Paul Burns says the NFL's suspension of Atlanta Falcons receiver Calvin Ridley is proof positive the system works.
The NFL banned Ridley for at least the 2022 season Monday for gambling on games last season. The league said Ridley bet on contests over a five-day stretch in November 2021 when he was away from the Falcons and on the non-football injury list to deal with his mental health.
"It's unfortunate," Burns, the president/CEO of the Canadian Gaming Association, said via telephone Tuesday. "I don't know all the particular details of Calvin Ridley's case, but the fact is the system worked.
"I think it's a lesson that there are rules in place and if there are oversights, there are people monitoring (and) there will be consequences. The system did what it was supposed to do."

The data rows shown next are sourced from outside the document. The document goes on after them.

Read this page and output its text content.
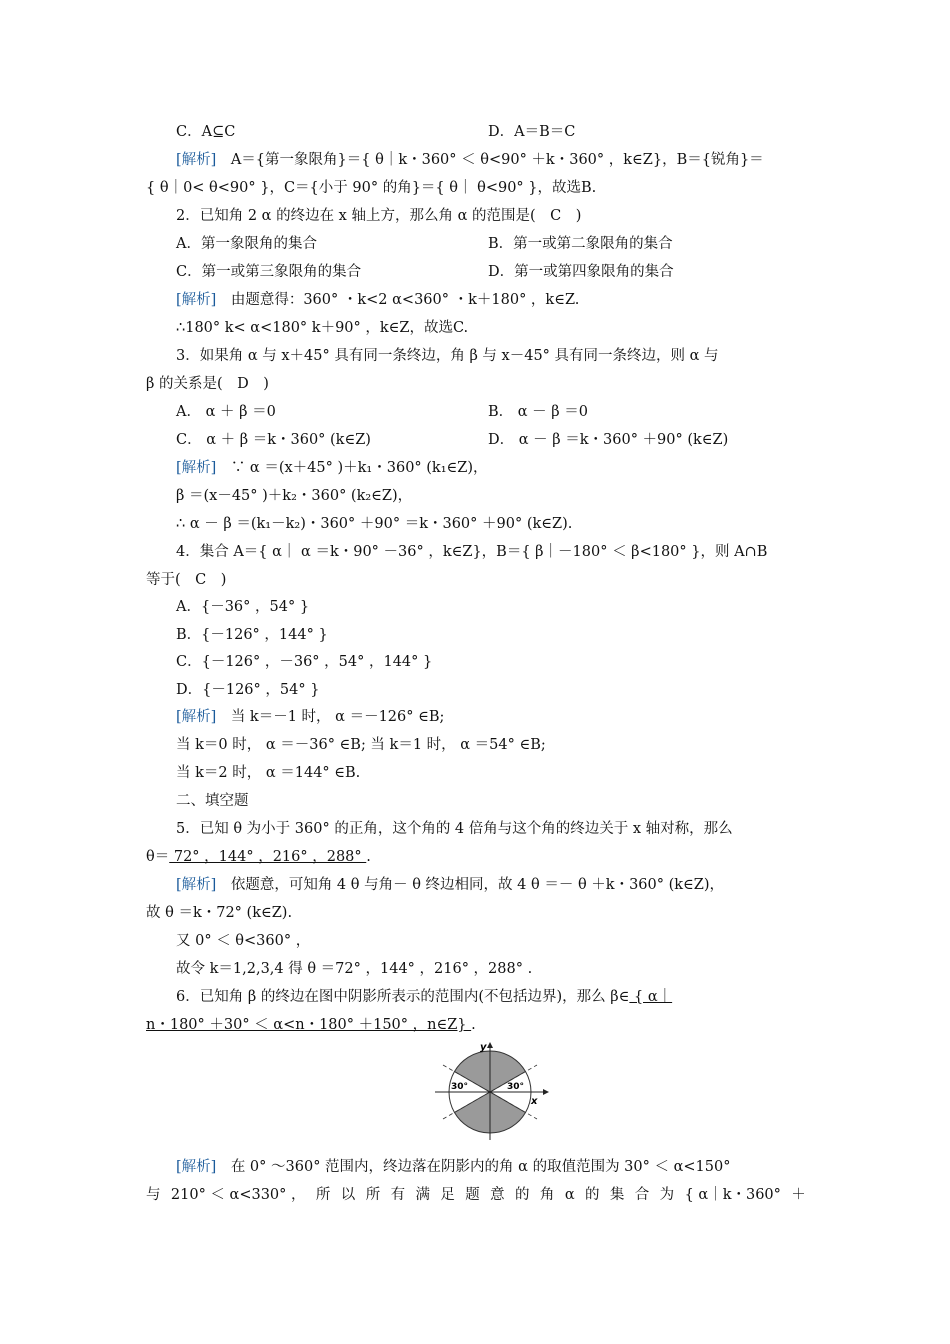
C．A⊆C	D．A＝B＝C
[解析]　 A＝{第一象限角}＝{ θ｜k・360° ＜ θ<90° ＋k・360° ，k∈Z}，B＝{锐角}＝
{ θ｜0< θ<90° }，C＝{小于 90° 的角}＝{ θ｜ θ<90° }，故选B.
2．已知角 2 α 的终边在 x 轴上方，那么角 α 的范围是(　C　)
A．第一象限角的集合	B．第一或第二象限角的集合
C．第一或第三象限角的集合	D．第一或第四象限角的集合
[解析]　 由题意得：360° ・k<2 α<360° ・k＋180° ，k∈Z.
∴180° k< α<180° k＋90° ，k∈Z，故选C.
3．如果角 α 与 x＋45° 具有同一条终边，角 β 与 x－45° 具有同一条终边，则 α 与
β 的关系是(　D　)
A． α ＋ β ＝0	B． α － β ＝0
C． α ＋ β ＝k・360° (k∈Z)	D． α － β ＝k・360° ＋90° (k∈Z)
[解析]　 ∵ α ＝(x＋45° )＋k₁・360° (k₁∈Z)，
β ＝(x－45° )＋k₂・360° (k₂∈Z)，
∴ α － β ＝(k₁－k₂)・360° ＋90° ＝k・360° ＋90° (k∈Z).
4．集合 A＝{ α｜ α ＝k・90° －36° ，k∈Z}，B＝{ β｜－180° ＜ β<180° }，则 A∩B
等于(　C　)
A．{－36° ，54° }
B．{－126° ，144° }
C．{－126° ，－36° ，54° ，144° }
D．{－126° ，54° }
[解析]　 当 k＝－1 时， α ＝－126° ∈B;
当 k＝0 时， α ＝－36° ∈B; 当 k＝1 时， α ＝54° ∈B;
当 k＝2 时， α ＝144° ∈B.
二、填空题
5．已知 θ 为小于 360° 的正角，这个角的 4 倍角与这个角的终边关于 x 轴对称，那么
θ＝ 72° ，144° ，216° ，288° .
[解析]　 依题意，可知角 4 θ 与角－ θ 终边相同，故 4 θ ＝－ θ ＋k・360° (k∈Z)，
故 θ ＝k・72° (k∈Z).
又 0° ＜ θ<360° ，
故令 k＝1,2,3,4 得 θ ＝72° ，144° ，216° ，288° .
6．已知角 β 的终边在图中阴影所表示的范围内(不包括边界)，那么 β∈ { α｜
n・180° ＋30° ＜ α<n・180° ＋150° ，n∈Z} .
y
x
30°	30°
[解析]　 在 0° ～360° 范围内，终边落在阴影内的角 α 的取值范围为 30° ＜ α<150°
与 210° ＜ α<330° ， 所 以 所 有 满 足 题 意 的 角 α 的 集 合 为 { α｜k・360° ＋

Single-game sports betting became legal in Canada last August. The industry is set to fully open in Ontario on April 4 and Burns said the province's regulatory statements include integrity standards.

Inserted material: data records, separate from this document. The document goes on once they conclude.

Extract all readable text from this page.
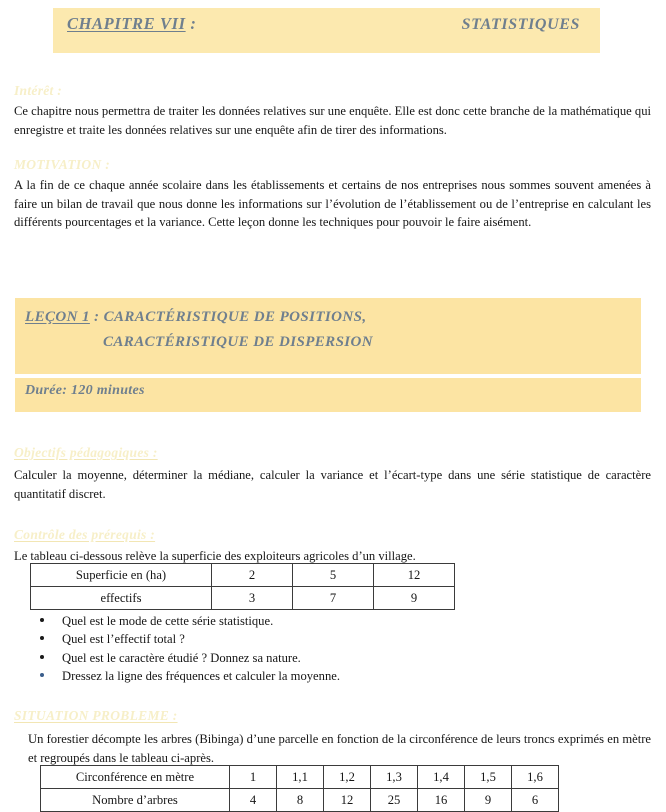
CHAPITRE VII :	STATISTIQUES
Intérêt :
Ce chapitre nous permettra de traiter les données relatives sur une enquête. Elle est donc cette branche de la mathématique qui enregistre et traite les données relatives sur une enquête afin de tirer des informations.
MOTIVATION :
A la fin de ce chaque année scolaire dans les établissements et certains de nos entreprises nous sommes souvent amenées à faire un bilan de travail que nous donne les informations sur l’évolution de l’établissement ou de l’entreprise en calculant les différents pourcentages et la variance. Cette leçon donne les techniques pour pouvoir le faire aisément.
LEÇON 1 : CARACTÉRISTIQUE DE POSITIONS,
CARACTÉRISTIQUE DE DISPERSION
Durée: 120 minutes
Objectifs pédagogiques :
Calculer la moyenne, déterminer la médiane, calculer la variance et l’écart-type dans une série statistique de caractère quantitatif discret.
Contrôle des prérequis :
Le tableau ci-dessous relève la superficie des exploiteurs agricoles d’un village.
Superficie en (ha)	2	5	12
effectifs	3	7	9
Quel est le mode de cette série statistique.
Quel est l’effectif total ?
Quel est le caractère étudié ? Donnez sa nature.
Dressez la ligne des fréquences et calculer la moyenne.
SITUATION PROBLEME :
Un forestier décompte les arbres (Bibinga) d’une parcelle en fonction de la circonférence de leurs troncs exprimés en mètre et regroupés dans le tableau ci-après.
Circonférence en mètre	1	1,1	1,2	1,3	1,4	1,5	1,6
Nombre d’arbres	4	8	12	25	16	9	6
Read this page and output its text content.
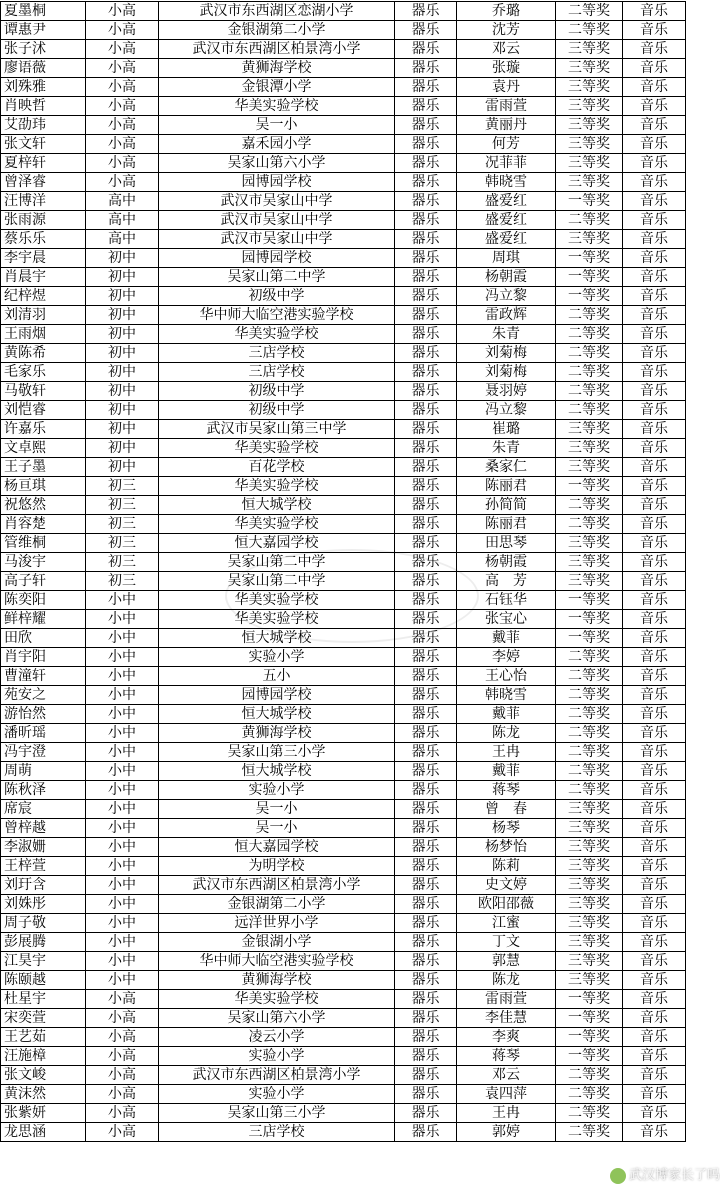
夏墨桐	小高	武汉市东西湖区恋湖小学	器乐	乔璐	二等奖	音乐
谭惠尹	小高	金银湖第二小学	器乐	沈芳	二等奖	音乐
张子沭	小高	武汉市东西湖区柏景湾小学	器乐	邓云	三等奖	音乐
廖语薇	小高	黄狮海学校	器乐	张璇	三等奖	音乐
刘殊雅	小高	金银潭小学	器乐	袁丹	三等奖	音乐
肖映哲	小高	华美实验学校	器乐	雷雨萱	三等奖	音乐
艾劭玮	小高	吴一小	器乐	黄丽丹	三等奖	音乐
张文轩	小高	嘉禾园小学	器乐	何芳	三等奖	音乐
夏梓轩	小高	吴家山第六小学	器乐	况菲菲	三等奖	音乐
曾泽睿	小高	园博园学校	器乐	韩晓雪	三等奖	音乐
汪博洋	高中	武汉市吴家山中学	器乐	盛爱红	一等奖	音乐
张雨源	高中	武汉市吴家山中学	器乐	盛爱红	二等奖	音乐
蔡乐乐	高中	武汉市吴家山中学	器乐	盛爱红	三等奖	音乐
李宇晨	初中	园博园学校	器乐	周琪	一等奖	音乐
肖晨宇	初中	吴家山第二中学	器乐	杨朝霞	一等奖	音乐
纪梓煜	初中	初级中学	器乐	冯立黎	一等奖	音乐
刘清羽	初中	华中师大临空港实验学校	器乐	雷政辉	二等奖	音乐
王雨烟	初中	华美实验学校	器乐	朱青	二等奖	音乐
黄陈希	初中	三店学校	器乐	刘菊梅	二等奖	音乐
毛家乐	初中	三店学校	器乐	刘菊梅	二等奖	音乐
马敬轩	初中	初级中学	器乐	聂羽婷	二等奖	音乐
刘恺睿	初中	初级中学	器乐	冯立黎	二等奖	音乐
许嘉乐	初中	武汉市吴家山第三中学	器乐	崔璐	三等奖	音乐
文卓熙	初中	华美实验学校	器乐	朱青	三等奖	音乐
王子墨	初中	百花学校	器乐	桑家仁	三等奖	音乐
杨亘琪	初三	华美实验学校	器乐	陈丽君	一等奖	音乐
祝悠然	初三	恒大城学校	器乐	孙简简	二等奖	音乐
肖容楚	初三	华美实验学校	器乐	陈丽君	二等奖	音乐
管维桐	初三	恒大嘉园学校	器乐	田思琴	三等奖	音乐
马浚宇	初三	吴家山第二中学	器乐	杨朝霞	三等奖	音乐
高子轩	初三	吴家山第二中学	器乐	高　芳	三等奖	音乐
陈奕阳	小中	华美实验学校	器乐	石钰华	一等奖	音乐
鲜梓耀	小中	华美实验学校	器乐	张宝心	一等奖	音乐
田欣	小中	恒大城学校	器乐	戴菲	一等奖	音乐
肖宇阳	小中	实验小学	器乐	李婷	二等奖	音乐
曹潼轩	小中	五小	器乐	王心怡	二等奖	音乐
苑安之	小中	园博园学校	器乐	韩晓雪	二等奖	音乐
游怡然	小中	恒大城学校	器乐	戴菲	二等奖	音乐
潘昕瑶	小中	黄狮海学校	器乐	陈龙	二等奖	音乐
冯宇澄	小中	吴家山第三小学	器乐	王冉	二等奖	音乐
周萌	小中	恒大城学校	器乐	戴菲	二等奖	音乐
陈秋泽	小中	实验小学	器乐	蒋琴	二等奖	音乐
席宸	小中	吴一小	器乐	曾　春	三等奖	音乐
曾梓越	小中	吴一小	器乐	杨琴	三等奖	音乐
李淑姗	小中	恒大嘉园学校	器乐	杨梦怡	三等奖	音乐
王梓萱	小中	为明学校	器乐	陈莉	三等奖	音乐
刘玗含	小中	武汉市东西湖区柏景湾小学	器乐	史文婷	三等奖	音乐
刘姝彤	小中	金银湖第二小学	器乐	欧阳邵薇	三等奖	音乐
周子敬	小中	远洋世界小学	器乐	江蜜	三等奖	音乐
彭展腾	小中	金银湖小学	器乐	丁文	三等奖	音乐
江昊宇	小中	华中师大临空港实验学校	器乐	郭慧	三等奖	音乐
陈颐越	小中	黄狮海学校	器乐	陈龙	三等奖	音乐
杜星宇	小高	华美实验学校	器乐	雷雨萱	一等奖	音乐
宋奕萱	小高	吴家山第六小学	器乐	李佳慧	一等奖	音乐
王艺茹	小高	凌云小学	器乐	李爽	一等奖	音乐
汪施樟	小高	实验小学	器乐	蒋琴	一等奖	音乐
张文峻	小高	武汉市东西湖区柏景湾小学	器乐	邓云	二等奖	音乐
黄沫然	小高	实验小学	器乐	袁四萍	二等奖	音乐
张紫妍	小高	吴家山第三小学	器乐	王冉	二等奖	音乐
龙思涵	小高	三店学校	器乐	郭婷	二等奖	音乐
武汉博家长了吗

"They (provincial statements) use the term, insiders, in the standards but it's insider betting," Burns said. "So people who are part of whatever is being bet on can't bet.
"That would include players, officials, team officials, leagues or anybody who is engaged would be prevented under the regulatory standards of Ontario and are not to bet."

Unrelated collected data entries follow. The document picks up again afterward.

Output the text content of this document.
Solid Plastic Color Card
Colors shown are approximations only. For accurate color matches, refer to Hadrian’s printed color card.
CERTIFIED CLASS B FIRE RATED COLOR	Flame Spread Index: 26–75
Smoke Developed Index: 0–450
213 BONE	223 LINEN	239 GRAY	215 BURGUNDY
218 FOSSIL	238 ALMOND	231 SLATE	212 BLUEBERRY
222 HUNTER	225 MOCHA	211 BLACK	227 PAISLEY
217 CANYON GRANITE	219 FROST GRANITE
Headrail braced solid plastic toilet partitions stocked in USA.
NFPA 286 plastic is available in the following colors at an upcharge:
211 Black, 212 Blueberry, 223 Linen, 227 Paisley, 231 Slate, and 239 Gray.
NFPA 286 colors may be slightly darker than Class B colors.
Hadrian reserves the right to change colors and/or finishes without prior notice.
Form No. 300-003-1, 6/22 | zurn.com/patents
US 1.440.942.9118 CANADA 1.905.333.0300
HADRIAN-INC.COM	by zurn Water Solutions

The NFL also said its investigation found no evidence Ridley used inside information or that any game was compromised. The league added there was nothing to suggest that Falcons' coaches, staff or players were aware of Ridley's betting activity.
Ridley can petition for reinstatement after Feb. 23, 2023 but also has the right to appeal the suspension.
After the suspension was announced, Ridley tweeted he'd wagered a total of US$1,500 and that he didn't have a gambling problem. Ridley, a 2018 first-round pick, was slated to earn $11.1 million salary this season.
"I don't know the particulars of what the bets particularly were on," Burns said. "But it was on the sport in which he plays and the league in which he was employed by and I'd see it from that point of view.
"What we'll see is it's a learning mode for a lot of people to understand there's rules in place. For some professional sports leagues, and I'm not familiar with the NFL's policy, the collective agreements (state) players can't bet on sports, they can't bet on their own sport so they need to know (and be) aware of that."
On Monday, the CGA announced it had signed a memorandum of understanding with the International Betting Integrity Association for Ontario and the wider Canadian market. It will provide a co-operation and co-ordination framework on betting and related integrity issues while also protecting the market, sports, consumers, and regulated betting operators, from corrupt activities.
The IBIA was recently accredited by the Alcohol and Gaming Commission of Ontario as an independent integrity monitor.